My friend who is seemingly now not really my friend anymore now I’ve lost my patience was on about me seeing her tonight but then never responded to my text when I asked her if she was awake still… So I think I’ve been psyching myself up for a debate that didn’t end up happening. I don’t deal well with confrontation and even though it wasn’t really going to be a confrontation as such it was still going to be… something. I get that when people have kids that their priorities shift etc etc. But please don’t go round vaguebooking that you don’t have any friends. Maybe it’s because you don’t speak to the ones you have on their best days, let alone when they’re possibly going to start drowning in depression again.
It’s been trying to come back. I went to counselling last week thinking I was okay and then it turned out after crying hysterically that I definitely wasn’t. I felt a bit better for getting it out but I still feel so tired. I slept for well over 10 hours last night and could have kept going but I’m not really doing anything.

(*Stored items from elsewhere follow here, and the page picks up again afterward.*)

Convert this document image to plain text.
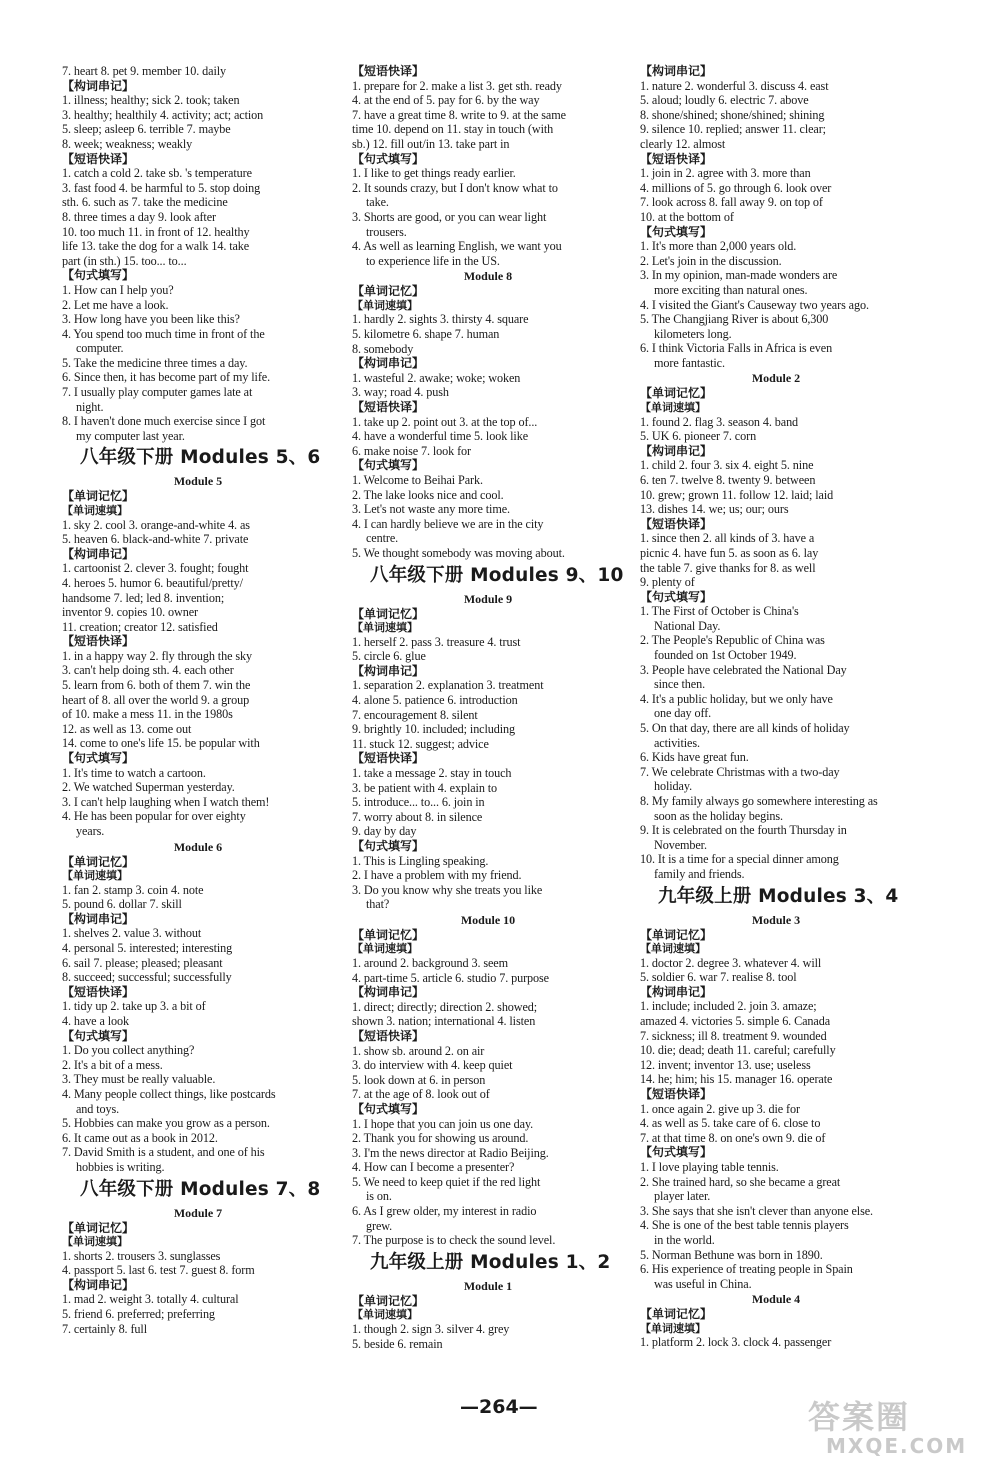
7. heart 8. pet 9. member 10. daily
【构词串记】
1. illness; healthy; sick 2. took; taken
3. healthy; healthily 4. activity; act; action
5. sleep; asleep 6. terrible 7. maybe
8. week; weakness; weakly
【短语快译】
1. catch a cold 2. take sb. 's temperature
3. fast food 4. be harmful to 5. stop doing
sth. 6. such as 7. take the medicine
8. three times a day 9. look after
10. too much 11. in front of 12. healthy
life 13. take the dog for a walk 14. take
part (in sth.) 15. too... to...
【句式填写】
1. How can I help you?
2. Let me have a look.
3. How long have you been like this?
4. You spend too much time in front of the
computer.
5. Take the medicine three times a day.
6. Since then, it has become part of my life.
7. I usually play computer games late at
night.
8. I haven't done much exercise since I got
my computer last year.
八年级下册 Modules 5、6
Module 5
【单词记忆】
【单词速填】
1. sky 2. cool 3. orange-and-white 4. as
5. heaven 6. black-and-white 7. private
【构词串记】
1. cartoonist 2. clever 3. fought; fought
4. heroes 5. humor 6. beautiful/pretty/
handsome 7. led; led 8. invention;
inventor 9. copies 10. owner
11. creation; creator 12. satisfied
【短语快译】
1. in a happy way 2. fly through the sky
3. can't help doing sth. 4. each other
5. learn from 6. both of them 7. win the
heart of 8. all over the world 9. a group
of 10. make a mess 11. in the 1980s
12. as well as 13. come out
14. come to one's life 15. be popular with
【句式填写】
1. It's time to watch a cartoon.
2. We watched Superman yesterday.
3. I can't help laughing when I watch them!
4. He has been popular for over eighty
years.
Module 6
【单词记忆】
【单词速填】
1. fan 2. stamp 3. coin 4. note
5. pound 6. dollar 7. skill
【构词串记】
1. shelves 2. value 3. without
4. personal 5. interested; interesting
6. sail 7. please; pleased; pleasant
8. succeed; successful; successfully
【短语快译】
1. tidy up 2. take up 3. a bit of
4. have a look
【句式填写】
1. Do you collect anything?
2. It's a bit of a mess.
3. They must be really valuable.
4. Many people collect things, like postcards
and toys.
5. Hobbies can make you grow as a person.
6. It came out as a book in 2012.
7. David Smith is a student, and one of his
hobbies is writing.
八年级下册 Modules 7、8
Module 7
【单词记忆】
【单词速填】
1. shorts 2. trousers 3. sunglasses
4. passport 5. last 6. test 7. guest 8. form
【构词串记】
1. mad 2. weight 3. totally 4. cultural
5. friend 6. preferred; preferring
7. certainly 8. full
【短语快译】
1. prepare for 2. make a list 3. get sth. ready
4. at the end of 5. pay for 6. by the way
7. have a great time 8. write to 9. at the same
time 10. depend on 11. stay in touch (with
sb.) 12. fill out/in 13. take part in
【句式填写】
1. I like to get things ready earlier.
2. It sounds crazy, but I don't know what to
take.
3. Shorts are good, or you can wear light
trousers.
4. As well as learning English, we want you
to experience life in the US.
Module 8
【单词记忆】
【单词速填】
1. hardly 2. sights 3. thirsty 4. square
5. kilometre 6. shape 7. human
8. somebody
【构词串记】
1. wasteful 2. awake; woke; woken
3. way; road 4. push
【短语快译】
1. take up 2. point out 3. at the top of...
4. have a wonderful time 5. look like
6. make noise 7. look for
【句式填写】
1. Welcome to Beihai Park.
2. The lake looks nice and cool.
3. Let's not waste any more time.
4. I can hardly believe we are in the city
centre.
5. We thought somebody was moving about.
八年级下册 Modules 9、10
Module 9
【单词记忆】
【单词速填】
1. herself 2. pass 3. treasure 4. trust
5. circle 6. glue
【构词串记】
1. separation 2. explanation 3. treatment
4. alone 5. patience 6. introduction
7. encouragement 8. silent
9. brightly 10. included; including
11. stuck 12. suggest; advice
【短语快译】
1. take a message 2. stay in touch
3. be patient with 4. explain to
5. introduce... to... 6. join in
7. worry about 8. in silence
9. day by day
【句式填写】
1. This is Lingling speaking.
2. I have a problem with my friend.
3. Do you know why she treats you like
that?
Module 10
【单词记忆】
【单词速填】
1. around 2. background 3. seem
4. part-time 5. article 6. studio 7. purpose
【构词串记】
1. direct; directly; direction 2. showed;
shown 3. nation; international 4. listen
【短语快译】
1. show sb. around 2. on air
3. do interview with 4. keep quiet
5. look down at 6. in person
7. at the age of 8. look out of
【句式填写】
1. I hope that you can join us one day.
2. Thank you for showing us around.
3. I'm the news director at Radio Beijing.
4. How can I become a presenter?
5. We need to keep quiet if the red light
is on.
6. As I grew older, my interest in radio
grew.
7. The purpose is to check the sound level.
九年级上册 Modules 1、2
Module 1
【单词记忆】
【单词速填】
1. though 2. sign 3. silver 4. grey
5. beside 6. remain
【构词串记】
1. nature 2. wonderful 3. discuss 4. east
5. aloud; loudly 6. electric 7. above
8. shone/shined; shone/shined; shining
9. silence 10. replied; answer 11. clear;
clearly 12. almost
【短语快译】
1. join in 2. agree with 3. more than
4. millions of 5. go through 6. look over
7. look across 8. fall away 9. on top of
10. at the bottom of
【句式填写】
1. It's more than 2,000 years old.
2. Let's join in the discussion.
3. In my opinion, man-made wonders are
more exciting than natural ones.
4. I visited the Giant's Causeway two years ago.
5. The Changjiang River is about 6,300
kilometers long.
6. I think Victoria Falls in Africa is even
more fantastic.
Module 2
【单词记忆】
【单词速填】
1. found 2. flag 3. season 4. band
5. UK 6. pioneer 7. corn
【构词串记】
1. child 2. four 3. six 4. eight 5. nine
6. ten 7. twelve 8. twenty 9. between
10. grew; grown 11. follow 12. laid; laid
13. dishes 14. we; us; our; ours
【短语快译】
1. since then 2. all kinds of 3. have a
picnic 4. have fun 5. as soon as 6. lay
the table 7. give thanks for 8. as well
9. plenty of
【句式填写】
1. The First of October is China's
National Day.
2. The People's Republic of China was
founded on 1st October 1949.
3. People have celebrated the National Day
since then.
4. It's a public holiday, but we only have
one day off.
5. On that day, there are all kinds of holiday
activities.
6. Kids have great fun.
7. We celebrate Christmas with a two-day
holiday.
8. My family always go somewhere interesting as
soon as the holiday begins.
9. It is celebrated on the fourth Thursday in
November.
10. It is a time for a special dinner among
family and friends.
九年级上册 Modules 3、4
Module 3
【单词记忆】
【单词速填】
1. doctor 2. degree 3. whatever 4. will
5. soldier 6. war 7. realise 8. tool
【构词串记】
1. include; included 2. join 3. amaze;
amazed 4. victories 5. simple 6. Canada
7. sickness; ill 8. treatment 9. wounded
10. die; dead; death 11. careful; carefully
12. invent; inventor 13. use; useless
14. he; him; his 15. manager 16. operate
【短语快译】
1. once again 2. give up 3. die for
4. as well as 5. take care of 6. close to
7. at that time 8. on one's own 9. die of
【句式填写】
1. I love playing table tennis.
2. She trained hard, so she became a great
player later.
3. She says that she isn't clever than anyone else.
4. She is one of the best table tennis players
in the world.
5. Norman Bethune was born in 1890.
6. His experience of treating people in Spain
was useful in China.
Module 4
【单词记忆】
【单词速填】
1. platform 2. lock 3. clock 4. passenger
—264—	答案圈
MXQE.COM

Stresses I have at the moment:
1 – Remaining interview
2 – Awaiting to hear from previous interviews and most probably accepting rejections
3 – When the fuck am I going to get a job?
4 – When the fuck am I going to get the money owed to me by my previous job?
5 – When are they going to ask for their laptop and phone back given they’re still sat in my house making me feel worse every time I look at them?
6 – Xmas
7 – Money
On the other hand I know my dad’s alive so that’s something. I don’t know what caused the radio silence after his birthday but at least I know I’m not going to get a phonecall from someone for a while yet. I daren’t tell him that I’ve been made redundant or he’ll probably try and come to see me ¬_¬ As far as he knows I’m still with my ex as well.
On that front… While this is the guy who will tell me he loves me and I’m beautiful… I still find myself stepping around him with emotional caution. I still keep waiting for him to go or for him to change his mind. I keep waiting for him to unveil himself as a true horrible bastard.
I think a lot of my depression and my anxiety issues are linking into not feeling like I can trust my judgement. I feel like I fucked up when it came to my ex, the job choice that led me to not having a job anymore… I just feel like I’m a contestant on Takeshi’s castle where they’re running across the stepping stones to try to get to the other side but I keep stepping on the ones that aren’t real and I eventually tumble into the water and hit my head on a concrete one.
Christmas is just leaving me so fucking cold at the moment. Boyfriend pretty much made me put my decorations up and I lost energy half way through the tree. Then all I could think about was 2014 when I was putting my tree up, merrily getting on with xmas and all the while my ex was cheating on me. I feel this real hatred about my ignorance.
Ugggggh. Just please gods, get me through this interview and please give me a job. If this man is good please don’t let me fuck up things with him because my brain is such a scrambled mess.